Vancouver eateries Cowdog Coffee and Folke are reaping success with living-wage, no-tip service
Can a no-tipping policy work in a restaurant or café?
There are a couple of Vancouver eateries that say yes, for sure.
It has already paid off its initial loan — not bad for what began as a pop-up for friends in their own small Mt. Pleasant apartment selling $1 cups of coffee.
“We’re coming up on two years of working on this,” said Ryan Leenstra, who owns Cowdog with Joe Lee.
Leenstra, 27, and Lee, 29, both Alberta natives, complement each other, Leenstra with his service-industry background and Lee with his social-media savvy and marketing chops.
Paying a living wage and banning tips was always a big part of the business plan.
“You go to a restaurant in Australia, New Zealand, other places around the world, the tipping culture isn’t there, and (workers) are still able to make enough money,” Leenstra said.
“I feel like (tipping) creates a stressor between guests and servers, I think great service should be standard. … I don’t think service should be transactional.”
British Columbians tip in the neighbourhood of $2.5 billion a year, based on Statistics Canada data that shows the province’s eating and drinking establishments earn $15 billion in annual sales.
The only regions with higher hourly living wages than Metro Vancouver are Whistler’s $28.09 and Clayoquot Sound’s $27.42.
A lot of patrons at each restaurant have told staff, in person and in social media comments, that they feel like they have been invited into someone’s home, not a business.
“Guests love the no-tipping model, and now that most know it is a living wage, they appreciate it even more,” said Pricilla Deo, Folke co-owner with fellow chef Colin Uyeda. “It has given a lot of people more incentive to dine with us based on that.
“A lot of people say the service is so genuine and welcoming.

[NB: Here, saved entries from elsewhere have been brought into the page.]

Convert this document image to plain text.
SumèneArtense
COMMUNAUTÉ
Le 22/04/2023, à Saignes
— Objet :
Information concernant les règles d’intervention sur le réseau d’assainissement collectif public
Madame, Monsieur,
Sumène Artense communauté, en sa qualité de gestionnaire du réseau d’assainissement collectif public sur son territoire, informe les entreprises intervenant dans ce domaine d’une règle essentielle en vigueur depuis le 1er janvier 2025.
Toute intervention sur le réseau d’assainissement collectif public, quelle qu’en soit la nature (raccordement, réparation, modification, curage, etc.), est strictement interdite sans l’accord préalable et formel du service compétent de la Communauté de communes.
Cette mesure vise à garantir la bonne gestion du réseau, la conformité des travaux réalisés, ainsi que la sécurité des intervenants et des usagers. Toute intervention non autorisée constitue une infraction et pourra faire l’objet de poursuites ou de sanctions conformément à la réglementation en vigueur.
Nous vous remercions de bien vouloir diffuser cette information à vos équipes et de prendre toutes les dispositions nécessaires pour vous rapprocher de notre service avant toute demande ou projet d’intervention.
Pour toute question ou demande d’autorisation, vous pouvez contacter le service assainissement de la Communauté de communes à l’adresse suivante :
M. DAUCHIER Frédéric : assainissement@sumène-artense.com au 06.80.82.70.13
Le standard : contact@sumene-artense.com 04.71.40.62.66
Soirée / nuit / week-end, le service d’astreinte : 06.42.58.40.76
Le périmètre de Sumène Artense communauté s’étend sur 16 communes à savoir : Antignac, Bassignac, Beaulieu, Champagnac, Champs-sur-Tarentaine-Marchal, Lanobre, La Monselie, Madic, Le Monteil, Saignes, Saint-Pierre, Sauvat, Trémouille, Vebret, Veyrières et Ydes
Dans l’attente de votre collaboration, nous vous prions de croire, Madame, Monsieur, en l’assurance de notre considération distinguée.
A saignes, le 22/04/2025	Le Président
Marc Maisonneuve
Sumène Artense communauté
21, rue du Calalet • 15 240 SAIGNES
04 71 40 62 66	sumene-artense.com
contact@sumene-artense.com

It really does create a different dining experience.”
The B.C. Restaurant and Foodservices Association is not aware of any other eating establishments in B.C. with no-tipping policies.
“I’d say 99.99 per cent of places are tipping restaurants,” Ian Tostenson, the association’s president and CEO, said. “Those two are the only ones I’m aware of.”
“I think it’s a great thing what they (Folke and Cowdog) are doing,” he added.
Were a restaurant to approach the association for suggestions or guidance on introducing no tipping, Tostenson said he’d advise caution based on two past non-tipping restaurants, on Vancouver Island and on Denman Street in Vancouver, that failed.
“What our advice would be, for a restaurant where you have sit-down table service, where a service is actually being provided and not just passing something across the counter, be very careful because the ones that have tried that in B.C. in the past were not successful,” he said.
“On the other hand, a tipping culture rewards individual effort and merit,” he said.
“Those are choices, there’s not one that’s right and one that’s wrong. … I certainly applaud and welcome any business that wants to find another model and can succeed at that, that’s great.”
But if an employer can ensure a safe environment and that workers are still making a livable wage supplemented by tips, that’s great, too, he said.
At Cowdog, Leenstra sat at a window table watching a guest sip a warm pistachio white-chocolate matcha whipped up by barista Kadein Jewitt, the stone-milled green tea grown in the shade in Japan.
To cover the cafe’s higher wages, the drink costs more than similar fare at, say, Starbucks. At Cowdog, it’s $8.50, while a venti matcha tea latte costs $6.55.
But customers are willing to line up on weekend afternoons for Cowdog’s drinks.
Their idea being the success it has, Leenstra and Lee have visions of expansion, and not just somewhere in downtown Vancouver, but to Toronto, New York and beyond.
“We’d love to expand,” Leenstra said. “We’re looking at opportunities.”